According to Cardinal Zen’s press secretary, the Holy Father replied to a recent resignation proposal with a letter asking Zen to stay the course as ordinary of Hong Kong, while continuing his work for the whole Church in China.
"The pope has already verbally told him to stay on the job some time ago," Dominic Yung, Zen's spokesman, told The Associated Press. "It's just a formal letter this time."
In an open letter to all Catholics in Hong Kong and obtained by the Union of Catholic Asian News, Cardinal Zen said he received a letter on March 19th, the Feast of St. Joseph, signed by Cardinal Ivan Dias, Prefect of the Congregation for Evangelization of Peoples, in which "he informed me that the Holy Father has decided not to accept my repeated request to be relieved from the office of the Bishop of Hong Kong."
In the letter, which is to be published in the March 25 issue of Kung Kao Po, the diocese's Chinese-language weekly, Cardinal Zen says the Pope has decided that "I carry on as the Bishop of Hong Kong and, in that position, do whatever I can to participate in the concerns for the Church in China in collaboration with the Holy See, until it will be arranged otherwise."
"Obedience is (a) fundamental duty grounded in our Sacramental Ordination. I look up to the example of St. Joseph and submit myself to the will of God," the Cardinal said.
He also asked the faithful to continue to pray for him. "I will petition the Holy See that a coadjutor bishop be soon given to our diocese," he added.
Cardinal Zen, who turned 75 in January, has already submitted one letter of resignation due to age requirements which are written into Canon Law. According to several sources, Zen was verbally denied another resignation attempt when he pitched a similar proposal during this January’s special Vatican meeting on the Church in China.

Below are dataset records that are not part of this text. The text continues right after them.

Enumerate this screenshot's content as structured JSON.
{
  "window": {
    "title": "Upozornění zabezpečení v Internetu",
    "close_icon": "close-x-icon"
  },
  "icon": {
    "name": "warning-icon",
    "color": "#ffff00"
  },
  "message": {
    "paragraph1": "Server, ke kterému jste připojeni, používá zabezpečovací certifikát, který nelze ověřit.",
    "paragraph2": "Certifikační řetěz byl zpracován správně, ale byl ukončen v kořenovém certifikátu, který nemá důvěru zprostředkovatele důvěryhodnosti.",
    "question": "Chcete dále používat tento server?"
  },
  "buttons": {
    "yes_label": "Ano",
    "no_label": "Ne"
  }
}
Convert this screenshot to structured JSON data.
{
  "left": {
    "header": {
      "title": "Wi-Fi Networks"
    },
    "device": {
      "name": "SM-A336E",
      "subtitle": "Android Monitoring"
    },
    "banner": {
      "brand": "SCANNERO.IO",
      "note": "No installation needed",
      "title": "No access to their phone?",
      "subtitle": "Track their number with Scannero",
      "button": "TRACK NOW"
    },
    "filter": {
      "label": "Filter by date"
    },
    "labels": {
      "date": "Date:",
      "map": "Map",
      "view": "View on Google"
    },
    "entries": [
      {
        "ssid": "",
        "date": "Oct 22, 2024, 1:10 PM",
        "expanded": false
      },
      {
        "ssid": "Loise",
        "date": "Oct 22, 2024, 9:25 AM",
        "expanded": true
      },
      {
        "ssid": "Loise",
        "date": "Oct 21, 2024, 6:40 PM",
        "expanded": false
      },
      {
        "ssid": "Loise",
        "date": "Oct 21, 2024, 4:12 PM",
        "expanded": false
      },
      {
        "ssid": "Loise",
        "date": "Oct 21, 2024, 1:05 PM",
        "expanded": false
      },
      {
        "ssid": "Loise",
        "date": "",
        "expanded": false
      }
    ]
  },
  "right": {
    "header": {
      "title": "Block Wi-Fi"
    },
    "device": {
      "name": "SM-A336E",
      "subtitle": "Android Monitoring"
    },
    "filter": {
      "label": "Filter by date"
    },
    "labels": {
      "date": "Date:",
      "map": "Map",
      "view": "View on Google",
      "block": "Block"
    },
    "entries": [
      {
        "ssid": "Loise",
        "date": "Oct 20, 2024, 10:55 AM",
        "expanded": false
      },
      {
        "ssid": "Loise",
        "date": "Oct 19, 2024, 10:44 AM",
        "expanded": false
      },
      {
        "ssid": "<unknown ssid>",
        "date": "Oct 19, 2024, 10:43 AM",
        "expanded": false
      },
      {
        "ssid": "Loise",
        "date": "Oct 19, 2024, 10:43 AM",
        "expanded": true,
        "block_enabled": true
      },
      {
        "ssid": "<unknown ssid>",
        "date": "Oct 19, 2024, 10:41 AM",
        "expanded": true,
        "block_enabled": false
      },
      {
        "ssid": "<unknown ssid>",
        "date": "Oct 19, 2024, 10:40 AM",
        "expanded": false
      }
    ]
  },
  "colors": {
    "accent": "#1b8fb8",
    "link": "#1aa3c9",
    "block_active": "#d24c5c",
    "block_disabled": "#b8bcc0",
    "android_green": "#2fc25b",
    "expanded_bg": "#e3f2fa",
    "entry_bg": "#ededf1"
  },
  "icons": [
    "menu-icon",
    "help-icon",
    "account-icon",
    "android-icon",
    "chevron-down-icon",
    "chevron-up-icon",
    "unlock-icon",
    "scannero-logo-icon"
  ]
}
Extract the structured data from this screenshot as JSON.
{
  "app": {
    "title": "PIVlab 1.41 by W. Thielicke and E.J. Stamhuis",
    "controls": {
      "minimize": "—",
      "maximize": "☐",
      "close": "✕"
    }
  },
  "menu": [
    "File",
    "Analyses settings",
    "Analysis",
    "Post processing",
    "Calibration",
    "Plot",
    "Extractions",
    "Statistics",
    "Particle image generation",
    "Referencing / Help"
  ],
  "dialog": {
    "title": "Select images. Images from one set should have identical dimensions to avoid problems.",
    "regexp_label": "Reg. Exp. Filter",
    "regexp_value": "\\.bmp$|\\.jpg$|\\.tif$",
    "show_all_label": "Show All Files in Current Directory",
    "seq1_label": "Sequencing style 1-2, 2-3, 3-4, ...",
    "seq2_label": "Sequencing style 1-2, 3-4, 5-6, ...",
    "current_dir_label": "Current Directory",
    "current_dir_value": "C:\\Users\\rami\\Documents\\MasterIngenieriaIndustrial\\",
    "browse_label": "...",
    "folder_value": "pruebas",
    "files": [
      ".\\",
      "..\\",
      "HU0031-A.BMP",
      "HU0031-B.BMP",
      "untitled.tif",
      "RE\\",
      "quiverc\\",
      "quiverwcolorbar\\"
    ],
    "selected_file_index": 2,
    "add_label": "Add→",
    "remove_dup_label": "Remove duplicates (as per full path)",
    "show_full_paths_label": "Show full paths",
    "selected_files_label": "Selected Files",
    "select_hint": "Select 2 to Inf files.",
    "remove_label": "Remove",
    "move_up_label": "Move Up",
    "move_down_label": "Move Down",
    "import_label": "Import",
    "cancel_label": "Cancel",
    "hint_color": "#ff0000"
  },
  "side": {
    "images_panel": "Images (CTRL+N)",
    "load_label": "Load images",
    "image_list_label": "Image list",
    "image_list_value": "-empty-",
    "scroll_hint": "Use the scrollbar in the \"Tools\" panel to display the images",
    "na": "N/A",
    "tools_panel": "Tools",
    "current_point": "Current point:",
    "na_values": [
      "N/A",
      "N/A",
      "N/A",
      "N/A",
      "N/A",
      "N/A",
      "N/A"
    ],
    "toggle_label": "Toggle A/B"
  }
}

The Church in China continues to be an area of concern for Roman officials. Beijing severed ties with the Holy See in 1951 after the Communists took power and set up a separate Catholic church outside the Pope's authority, the Chinese Catholic Patriotic Association (CCPA). There currently exist two Catholic churches in China: the official communist-controlled CCPA and an “underground” Church of nearly 12 million Catholics who remain loyal to the Pope.